Towards Personalised Therapy in Atrial Fibrillation: The Role of Patient-Specific Fibrosis

Semhar Biniam Misghina1, Alexander М Zolotarev1, Elisa Rauseo1, Carlos Edgar Lopez Barrera1, Steven Niederer2, Gregory Slabaugh1, Gernot Plank3, Nay Aung1, Steffen E Petersen1, Patricia Munroe4, Edward Vigmond5, Caroline H Roney1
1Queen Mary University of London, 2Imperial College London, 3Medical University of Graz, 4QMUL, 5LIRYC - University of Bordeaux


Abstract

Introduction: Current Atrial Fibrillation (AF) treatments often follow a one-size-fits-all approach, overlooking the effect of patient-specific fibrosis on therapeutic outcomes. A computational framework integrating patient-specific anatomical and fibrotic data is needed to personalise therapy selection at scale.

Objective: To assess the effect of patient-specific fibrosis on the success rates of anti-arrhythmic drugs (AADs) and pulmonary vein isolation (PVI) using personalised biatrial models derived from imaging data.

Methods: Patient-specific biatrial models (n=69) were constructed from late gadolinium-enhanced MRI scans by manual segmentation. Pre-processing included fibrosis quantification and integration of atrial fibre data from a fibre atlas. PVI was simulated as non-conductive lesions around the pulmonary veins. Three AADs (vernakalant, amiodarone [acute, chronic], and flecainide) were virtually administered via ionic modulation in OpenCarp software. Finite element simulations were performed and post-processed to compare AF termination rates of therapies in fibrotic and non-fibrotic anatomies.
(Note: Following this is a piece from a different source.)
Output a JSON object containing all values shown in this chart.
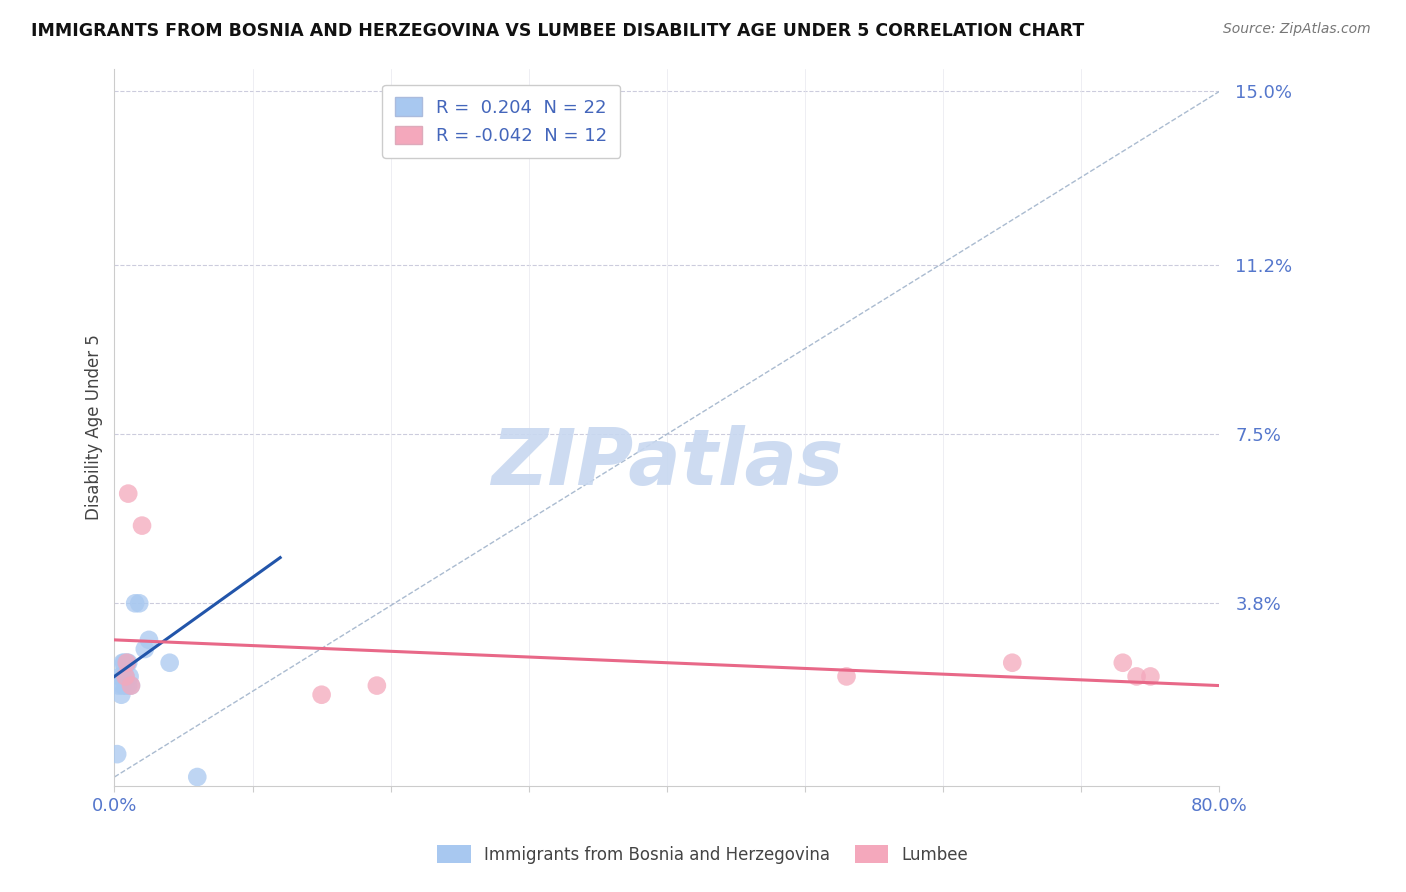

Results: The success rates of AADs in fibrotic anatomies closely matched with the European Society of Cardiology (ESC) 2024 guideline acute success rates: flecainide had the highest rate (67%, ESC 50%-60%), followed by vernakalant (58%, ESC 50%) and amiodarone (35% [acute], 45% [chronic]; ESC 44%). The combination of PVI and AADs did not significantly improve success rates compared to AADs alone in fibrotic anatomies. A negative correlation between right atrial (RA) surface area and AAD success (ρ=-0.42, p<0.05) suggests that larger RA surface areas reduce AAD efficacy. Increased PS localisation in the RA following AAD administration further supports RA surface area as a potential biomarker for treatment response.

Conclusion: This work highlights the added value of fibrosis-driven personalisation in guiding therapeutic decisions and tailoring treatment strategies.